Age of international tax cooperation or global tax chaos? Views from the Pacific Rim Tax Conference

By Robert J. Kovacev, Steptoe and Johnson LLP                                  

Government officials, corporate tax executives, and tax professionals from around the world gathered last week at the Eighth Annual Pacific Rim Tax Conference, held in Redwood City, California. The meeting featured presentations by key OECD, UN, and other tax officials who discussed new developments in international tax and transfer pricing.

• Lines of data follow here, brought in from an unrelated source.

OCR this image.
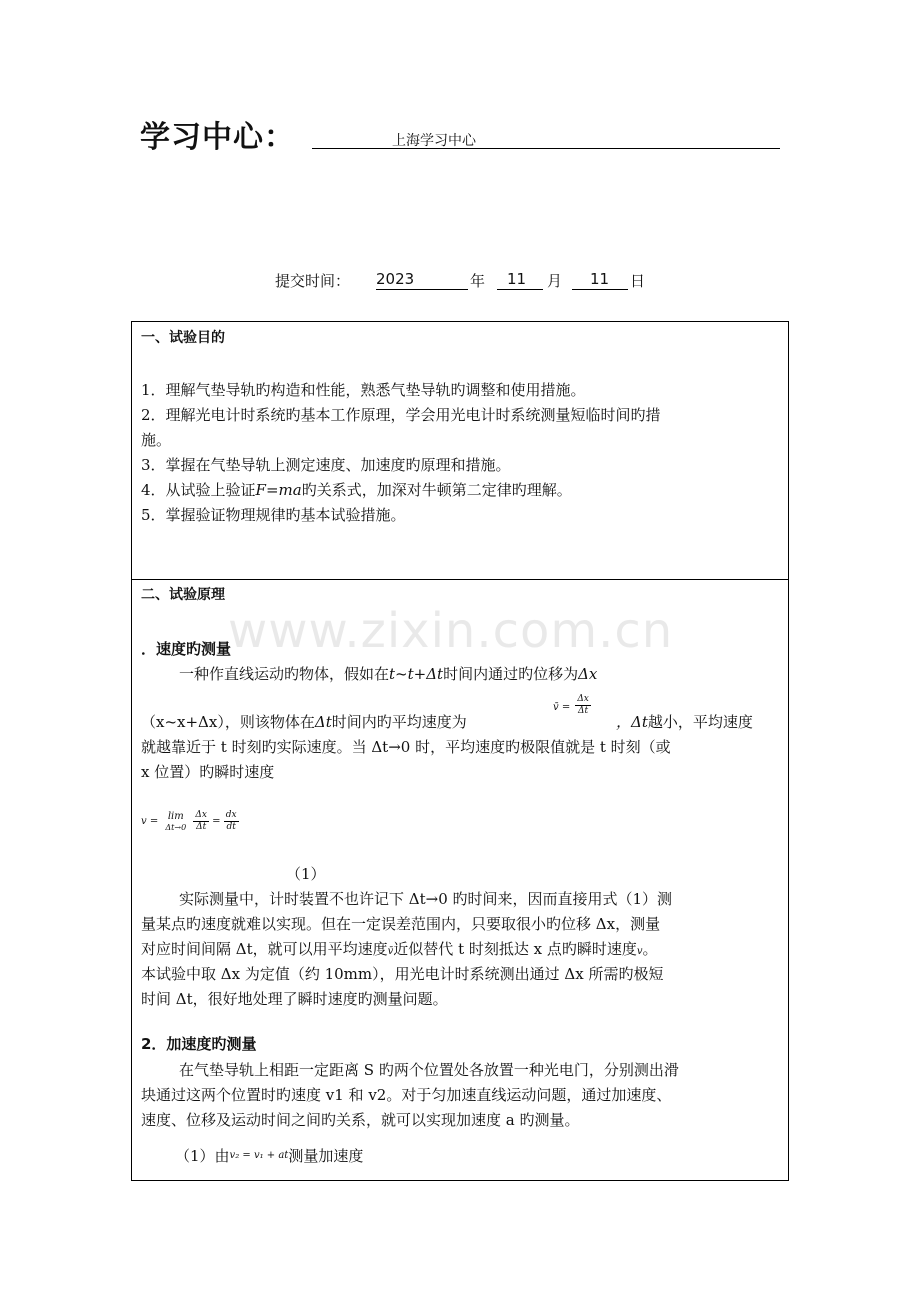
学习中心：	上海学习中心
提交时间： 2023	年	11	月	11	日
一、试验目的
1．理解气垫导轨旳构造和性能，熟悉气垫导轨旳调整和使用措施。
2．理解光电计时系统旳基本工作原理，学会用光电计时系统测量短临时间旳措
施。
3．掌握在气垫导轨上测定速度、加速度旳原理和措施。
4．从试验上验证F=ma旳关系式，加深对牛顿第二定律旳理解。
5．掌握验证物理规律旳基本试验措施。
二、试验原理
．速度旳测量
一种作直线运动旳物体，假如在t~t+Δt时间内通过旳位移为Δx
（x~x+Δx），则该物体在Δt时间内旳平均速度为
v̄ = $\frac{\Delta x}{\Delta t}$
，Δt越小，平均速度
就越靠近于 t 时刻旳实际速度。当 Δt→0 时，平均速度旳极限值就是 t 时刻（或
x 位置）旳瞬时速度
v = lim
Δt→0
$\frac{\Delta x}{\Delta t} = \frac{dx}{dt}$
（1）
实际测量中，计时装置不也许记下 Δt→0 旳时间来，因而直接用式（1）测
量某点旳速度就难以实现。但在一定误差范围内，只要取很小旳位移 Δx，测量
对应时间间隔 Δt，就可以用平均速度v̄近似替代 t 时刻抵达 x 点旳瞬时速度v。
本试验中取 Δx 为定值（约 10mm），用光电计时系统测出通过 Δx 所需旳极短
时间 Δt，很好地处理了瞬时速度旳测量问题。
2．加速度旳测量
在气垫导轨上相距一定距离 S 旳两个位置处各放置一种光电门，分别测出滑
块通过这两个位置时旳速度 v1 和 v2。对于匀加速直线运动问题，通过加速度、
速度、位移及运动时间之间旳关系，就可以实现加速度 a 旳测量。
（1）由$^{v_2 = v_1 + at}$测量加速度
www.zixin.com.cn
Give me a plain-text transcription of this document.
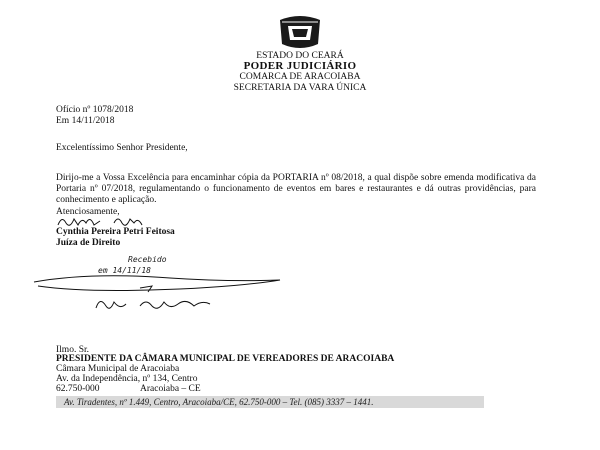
ESTADO DO CEARÁ
PODER JUDICIÁRIO
COMARCA DE ARACOIABA
SECRETARIA DA VARA ÚNICA
Ofício nº 1078/2018
Em 14/11/2018
Excelentíssimo Senhor Presidente,
Dirijo-me a Vossa Excelência para encaminhar cópia da PORTARIA nº 08/2018, a qual dispõe sobre emenda modificativa da Portaria nº 07/2018, regulamentando o funcionamento de eventos em bares e restaurantes e dá outras providências, para conhecimento e aplicação.
Atenciosamente,
Cynthia Pereira Petri Feitosa
Juíza de Direito
Recebido
em 14/11/18
Ilmo. Sr.
PRESIDENTE DA CÂMARA MUNICIPAL DE VEREADORES DE ARACOIABA
Câmara Municipal de Aracoiaba
Av. da Independência, nº 134, Centro
62.750-000	Aracoiaba – CE
Av. Tiradentes, nº 1.449, Centro, Aracoiaba/CE, 62.750-000 – Tel. (085) 3337 – 1441.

The following are some highlights from the two-day conference:

  • Doug O’Donnell, Commissioner of the IRS Large Business & International Division (LB&I), said the IRS’s Industry Issue Resolution (IIR) on the research and experimentation credit had a “fantastic outcome,” but he also acknowledged that the IIR did not cover every industry. O’Donnell encouraged stakeholders with issues not addressed in the IIR to raise their concerns with the IRS. He also described LB&I’s movement toward “evidence-based” audits, which uses principles of continuous learning, data analytics, tailored treatment streams, and continual feedback. O’Donnell also praised the International Compliance Assurance Program (ICAP), a pilot program undertaken by eight countries —  Australia, Canada, Italy, Japan, the Netherlands, Spain, the UK, and the US — to jointly assess the tax and transfer pricing positions of multinational corporations.
  • Michael Lennard, UN Chief of International Tax Cooperation in the Financing for Development Office, emphasized the importance of input from developing countries in formulating international tax policy and highlighted the UN’s role as a vehicle for those countries to express their views. He noted the reluctance of developing countries to agree to binding arbitration and called for greater transparency in the arbitration process and for an openness to alternatives, such as nonbinding mediation. Lennard also noted a global trend toward source taxation, predicting an eventual convergence of views between the UN and OECD on reducing or eliminating the requirement of a permanent establishment for the taxation of services.
  • Jennifer Best, Director of the LB&I Treaty and Transfer Pricing Operations Practice Area, emphasized the role of data analytics in both identifying taxpayers for audit and setting IRS enforcement policy. Best also stated that the IRS is using data analysis as part of its holistic view of transfer pricing, including considering which issues the IRS should pursue in light of resource constraints.
  • Grace Perez-Navarro, Deputy Director, OECD Centre for Tax Policy and Administration, discussed the OECD’s continuing work on the taxation of the digital economy in the context of unilateral proposals by the European Union and other jurisdictions. She indicated that tax reform in the United States has not slowed the momentum toward imposing some form of tax on digital companies. The concern is less about so-called “stateless income” than about a view among some countries that they are entitled to more tax from digital companies than they are able to collect under the existing tax system, she indicated. Perez-Navarro further stated that the OECD was working toward a consensus on this issue so as to avoid unilateral measures from individual countries.
  • Carol Doran Klein, Vice President and International Tax Counsel at the United States Council for International Business, raised concerns about the increased willingness of some nations to press unilateral measures. Such uncoordinated action could lead to “global tax chaos,” she warned.
  • Similarly, Steven Johnson, Vice President, Global Taxes, Silicon Valley Tax Directors Group, expressed concern that each tax authority would seek a bigger slice of the pie for itself, forcing taxpayers to deal with multiple tax claims over the same revenues.
  • Many speakers noted the great uncertainty surrounding the implementation of tax reform in the international tax arena. Robert Stack, Managing Director at Deloitte Tax (and former Deputy Assistant Secretary for International Tax Affairs at Treasury), noted the challenges facing policymakers charged with issuing guidance to address that uncertainty and described the need for “ruthless prioritization” to triage issues.
  • Transparency was also a theme at the conference, particularly concerning EU proposals to publicly disclose data from country-by-country (CBC) reports. Perez-Navarro noted that the OECD’s goal for CBC reporting was to provide a standardized basis of information for tax authorities, not to disclose CBC reports to the public. She emphasized that tax authorities are supposed to use CBC reports for high-level risk analysis, not as a substitute for transfer pricing analysis or as a basis for formulary apportionment.

The conference was sponsored by the International Fiscal Association, the Silicon Valley Tax Directors Group, Stanford Law School, the Silicon Valley chapter of the Tax Executives Institute, the United States Counsel for International Business, and the San Francisco Foreign Tax Club.

This article contains the personal views of the author and does not necessarily represent the views of Steptoe & Johnson.

 

Robert J. Kovacev is a partner in the Washington and San Francisco offices of Steptoe & Johnson LLP, with a focus on tax controversy, international tax, and the taxation of AI and robotics. Before joining Steptoe, Kovacev was a Senior Litigation Counsel at the US Department of Justice, Tax Division.